# respray



## warren_b (Oct 21, 2007)

hey people i need a bit of advise i have just had a respray on my honda del sol it is metalic silver and just finnished painting on sat, some people have told me to wait 4month before washing and waxing others 1 yeah but all i want to do is wash and wax it so i get the full effect of the shine.

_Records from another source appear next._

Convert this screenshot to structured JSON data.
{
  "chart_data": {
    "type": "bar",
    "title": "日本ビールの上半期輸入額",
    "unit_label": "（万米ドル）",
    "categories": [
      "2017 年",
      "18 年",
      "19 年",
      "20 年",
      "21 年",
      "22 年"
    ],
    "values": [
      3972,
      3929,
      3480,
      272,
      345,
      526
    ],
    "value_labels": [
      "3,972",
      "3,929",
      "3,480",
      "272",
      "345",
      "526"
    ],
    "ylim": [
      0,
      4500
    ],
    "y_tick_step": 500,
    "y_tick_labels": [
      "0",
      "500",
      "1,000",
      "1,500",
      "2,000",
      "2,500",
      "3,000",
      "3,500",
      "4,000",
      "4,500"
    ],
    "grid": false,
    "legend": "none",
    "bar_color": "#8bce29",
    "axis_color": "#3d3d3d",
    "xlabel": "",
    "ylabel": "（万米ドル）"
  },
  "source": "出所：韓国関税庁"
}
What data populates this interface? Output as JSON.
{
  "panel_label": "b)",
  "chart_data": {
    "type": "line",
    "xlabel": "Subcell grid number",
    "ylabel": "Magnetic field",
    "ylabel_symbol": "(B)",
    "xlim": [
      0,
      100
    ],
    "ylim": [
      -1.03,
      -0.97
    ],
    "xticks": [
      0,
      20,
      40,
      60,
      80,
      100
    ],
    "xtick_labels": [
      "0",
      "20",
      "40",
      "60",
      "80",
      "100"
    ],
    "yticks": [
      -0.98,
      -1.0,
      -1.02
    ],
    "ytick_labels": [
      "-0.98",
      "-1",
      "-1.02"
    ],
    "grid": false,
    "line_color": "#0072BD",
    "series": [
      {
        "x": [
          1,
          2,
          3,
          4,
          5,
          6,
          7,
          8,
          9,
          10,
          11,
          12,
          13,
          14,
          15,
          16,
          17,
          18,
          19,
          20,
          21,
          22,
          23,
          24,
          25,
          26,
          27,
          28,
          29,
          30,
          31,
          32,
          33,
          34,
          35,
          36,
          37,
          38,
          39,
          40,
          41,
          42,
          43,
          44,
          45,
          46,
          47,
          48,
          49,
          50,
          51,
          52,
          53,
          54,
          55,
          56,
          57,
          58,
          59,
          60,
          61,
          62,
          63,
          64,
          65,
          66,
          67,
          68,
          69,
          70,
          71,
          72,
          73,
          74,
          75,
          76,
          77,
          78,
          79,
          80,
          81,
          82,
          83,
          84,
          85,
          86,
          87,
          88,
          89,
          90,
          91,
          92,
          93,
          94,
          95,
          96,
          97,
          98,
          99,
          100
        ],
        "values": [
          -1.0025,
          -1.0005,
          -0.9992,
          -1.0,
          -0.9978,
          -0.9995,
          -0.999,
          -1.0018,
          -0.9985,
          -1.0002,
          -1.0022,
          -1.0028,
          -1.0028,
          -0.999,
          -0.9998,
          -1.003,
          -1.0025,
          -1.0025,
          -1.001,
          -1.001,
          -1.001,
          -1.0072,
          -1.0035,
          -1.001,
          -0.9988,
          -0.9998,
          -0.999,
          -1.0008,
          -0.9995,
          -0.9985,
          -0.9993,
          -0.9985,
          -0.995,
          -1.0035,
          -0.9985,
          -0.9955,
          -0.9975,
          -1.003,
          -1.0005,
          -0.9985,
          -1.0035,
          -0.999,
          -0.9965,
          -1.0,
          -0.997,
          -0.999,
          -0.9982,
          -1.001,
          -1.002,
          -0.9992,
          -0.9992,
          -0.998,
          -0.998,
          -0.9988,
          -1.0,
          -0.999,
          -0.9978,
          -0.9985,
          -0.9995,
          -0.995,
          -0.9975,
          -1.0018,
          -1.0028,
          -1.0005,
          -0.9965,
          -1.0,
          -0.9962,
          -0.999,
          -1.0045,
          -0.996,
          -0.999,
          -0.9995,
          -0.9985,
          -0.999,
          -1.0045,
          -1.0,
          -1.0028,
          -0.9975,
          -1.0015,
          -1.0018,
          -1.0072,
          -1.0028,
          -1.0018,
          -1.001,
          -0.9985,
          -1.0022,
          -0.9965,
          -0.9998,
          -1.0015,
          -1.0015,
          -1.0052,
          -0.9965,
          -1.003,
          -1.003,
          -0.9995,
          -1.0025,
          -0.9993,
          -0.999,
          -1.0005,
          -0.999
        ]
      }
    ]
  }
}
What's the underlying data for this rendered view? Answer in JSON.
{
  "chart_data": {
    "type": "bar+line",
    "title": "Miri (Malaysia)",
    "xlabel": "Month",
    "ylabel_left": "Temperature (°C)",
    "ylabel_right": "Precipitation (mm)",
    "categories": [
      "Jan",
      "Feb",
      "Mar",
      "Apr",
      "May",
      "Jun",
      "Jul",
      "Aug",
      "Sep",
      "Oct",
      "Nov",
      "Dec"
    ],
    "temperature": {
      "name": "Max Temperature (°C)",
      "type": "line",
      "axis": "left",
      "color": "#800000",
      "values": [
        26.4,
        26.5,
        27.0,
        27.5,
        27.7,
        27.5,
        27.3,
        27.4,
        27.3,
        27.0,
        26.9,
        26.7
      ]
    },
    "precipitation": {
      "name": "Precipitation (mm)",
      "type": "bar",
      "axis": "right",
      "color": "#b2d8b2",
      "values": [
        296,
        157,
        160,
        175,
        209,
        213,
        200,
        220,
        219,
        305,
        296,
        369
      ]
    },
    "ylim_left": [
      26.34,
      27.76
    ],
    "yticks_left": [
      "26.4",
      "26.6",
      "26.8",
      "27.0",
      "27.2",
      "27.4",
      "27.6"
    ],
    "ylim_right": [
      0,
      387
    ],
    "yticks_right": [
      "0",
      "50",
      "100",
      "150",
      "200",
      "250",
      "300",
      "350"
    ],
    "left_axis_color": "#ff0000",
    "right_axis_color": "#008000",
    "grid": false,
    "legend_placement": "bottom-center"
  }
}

any advise on how long i was going to detail it on wed as i have a half day at uni lol or sat???

cheers


----------



## dinodog (Aug 10, 2007)

warren_b said:


> hey people i need a bit of advise i have just had a respray on my honda del sol it is metalic silver and just finnished painting on sat, some people have told me to wait 4month before washing and waxing others 1 yeah but all i want to do is wash and wax it so i get the full effect of the shine.
> 
> any advise on how long i was going to detail it on wed as i have a half day at uni lol or sat???
> 
> cheers


The paint should be hard if it was baked off in an paint oven, so why not get on with washing and waxing, most bodyshops have the polishers clean up any crap from paint any way with rotory and then use a finishing glaze to finish off.


----------



## steveo3002 (Jan 30, 2006)

chances are theyve waxed it already...we used to at work


----------



## warren_b (Oct 21, 2007)

oh nice one cheers guys im so exited lol ill post some pics when im done


----------